The idea is to recruit smokers to use these cigarettes and see if these cigarettes encourage people to quit, or at the very least offer less inhalation of nicotine. One study of the test cigarettes will follow about 500 smokers over six months to see how it works.

Tobacco companies have concerns
Under a 2009 law the FDA could regulate tobacco levels in cigarettes.

“We really need to have good science to determine whether this might be a product standard, and to have good science, we need reduced-nicotine cigarettes,” said Dr. Hatsukami, who is also a member of the F.D.A. Tobacco Products Scientific Advisory Committee.

A new kind of cigarette
The Massachusetts company is now seeking approval from the FDA to use their low nicotine cigarettes as a stop smoking aid. It’s the first time cigarettes are being considered as a healthy alternative.
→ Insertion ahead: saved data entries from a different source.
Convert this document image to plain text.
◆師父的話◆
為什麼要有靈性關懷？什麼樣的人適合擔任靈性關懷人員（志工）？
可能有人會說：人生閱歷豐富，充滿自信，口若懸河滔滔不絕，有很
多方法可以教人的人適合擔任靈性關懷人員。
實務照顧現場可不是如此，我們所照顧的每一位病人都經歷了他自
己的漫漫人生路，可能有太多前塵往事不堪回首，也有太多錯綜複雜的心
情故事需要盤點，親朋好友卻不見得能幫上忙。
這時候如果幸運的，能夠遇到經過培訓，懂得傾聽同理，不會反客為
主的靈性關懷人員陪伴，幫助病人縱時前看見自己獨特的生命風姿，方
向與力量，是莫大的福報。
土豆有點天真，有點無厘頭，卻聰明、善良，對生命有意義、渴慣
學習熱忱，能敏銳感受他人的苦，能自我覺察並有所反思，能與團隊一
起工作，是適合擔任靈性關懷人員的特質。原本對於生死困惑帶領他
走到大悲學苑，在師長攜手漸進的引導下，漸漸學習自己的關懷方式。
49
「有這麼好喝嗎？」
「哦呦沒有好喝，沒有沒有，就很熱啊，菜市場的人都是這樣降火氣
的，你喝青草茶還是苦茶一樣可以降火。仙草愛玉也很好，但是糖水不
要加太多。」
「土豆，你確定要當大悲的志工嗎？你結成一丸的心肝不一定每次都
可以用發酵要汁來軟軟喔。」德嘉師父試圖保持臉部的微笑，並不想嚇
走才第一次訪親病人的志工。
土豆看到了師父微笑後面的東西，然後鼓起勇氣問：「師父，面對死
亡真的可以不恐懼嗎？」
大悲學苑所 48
Of course the “quit smoking” market is a big one. With nicotine gum, patches, electronic cigarettes, and medications like Zyban flooding the shelves, people have many choices to help them quit.

The future
“After 50 years of knowing cigarettes cause cancer, it’s nice to know we have a supply we can investigate,” Dr. Connolly said. “But the real issue is the F.D.A. should have begun a process two years ago to see if we can eliminate nicotine in cigarettes, at least for children. If we can put a man on the moon, we can get rid of nicotine.”